Community 'divided' over plans to create Scotland’s newest national park

A Holyrood committee has been warned that people and businesses are worried about the impact the project could have on them.

Galloway community ‘divided’ over plans to create Scotland’s newest national parkPA Media

Locals in the region slated for Scotland’s newest national park feel like they are not being listened to, MSPs have heard.

Galloway has been chosen as the proposed site for the country’s third national park, after Loch Lomond and the Trossachs, and the Cairngorms.

On Wednesday, Holyrood’s Petitions Committee heard that the plans had been contentious in the region.

Mhairi Dawson, regional manager of Dumfries and Galloway for the National Farmers Union Scotland (NFUS), said the issue has become “so divisive it’s horrible”.

She said there was a feeling among many locals, including across parts of Ayrshire, that the Scottish Government was not listening to them.

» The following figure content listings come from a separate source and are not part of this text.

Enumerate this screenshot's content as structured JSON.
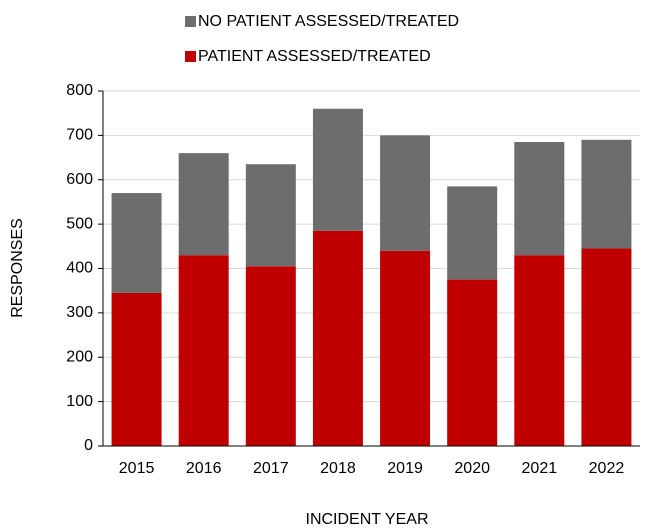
{
  "chart_data": {
    "type": "stacked_bar",
    "categories": [
      "2015",
      "2016",
      "2017",
      "2018",
      "2019",
      "2020",
      "2021",
      "2022"
    ],
    "series": [
      {
        "name": "PATIENT ASSESSED/TREATED",
        "color": "#c00000",
        "values": [
          345,
          430,
          405,
          485,
          440,
          375,
          430,
          445
        ]
      },
      {
        "name": "NO PATIENT ASSESSED/TREATED",
        "color": "#6d6d6d",
        "values": [
          225,
          230,
          230,
          275,
          260,
          210,
          255,
          245
        ]
      }
    ],
    "ylim": [
      0,
      800
    ],
    "yticks": [
      0,
      100,
      200,
      300,
      400,
      500,
      600,
      700,
      800
    ],
    "xlabel": "INCIDENT YEAR",
    "ylabel": "RESPONSES",
    "grid": true,
    "legend": "top"
  }
}
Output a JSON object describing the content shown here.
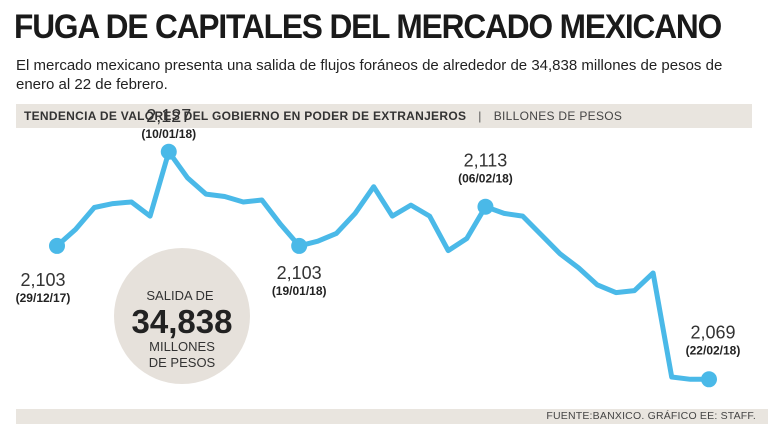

Ahead of a consultation on the new national park, she said local people were being asked what shape the project should take – rather than whether they want it to happen at all.

Ms Dawson said: “There is an issue with the overall process. The people in Dumfries and Galloway, and particularly in Ayrshire, do not feel their voices are being heard.

“There are no answers to many of the questions we have proposed. It’s ‘it might be this’, ‘it might be that’.

“Our members and our communities are being asked to make decisions on a lot of assumptions, not facts.”

She added: “It’s now awful in Galloway. It has become so divisive it’s horrible. It has really divided a community.”

Ms Dawson said local residents feel like the national park is already a “done deal”.

She said local businesses were worried about the effect the project could have on them.

“I have members who have been on the phone to me in tears because they are worried about the future for their children and their grandchildren,” she said.

“There are so many family agriculture businesses in Galloway and they are worried about their future because they do not know what this looks like.”

Denise Brownlee, of the No Galloway National Park campaign, said the Scottish Government had to fix the region’s infrastructure ahead of any national park.

“First of all, think of the people that live there,” she told the committee. “Improve our roads.

“If our road system was better – the A75 and A77 – that would be a safer and more comfortable road.

“If we are wanting to increase tourism, because everything so far looks like that’s what this national park is about, just getting tourists.

“But we need improvements for the people who live there, as well as tourism, so that would be our starter, the infrastructure of the region – get it sorted first.”

Rob Lucas, of the Galloway National Park Association, said the project was eight years in the making.

“The idea that nobody knows about this is disingenuous,” he said.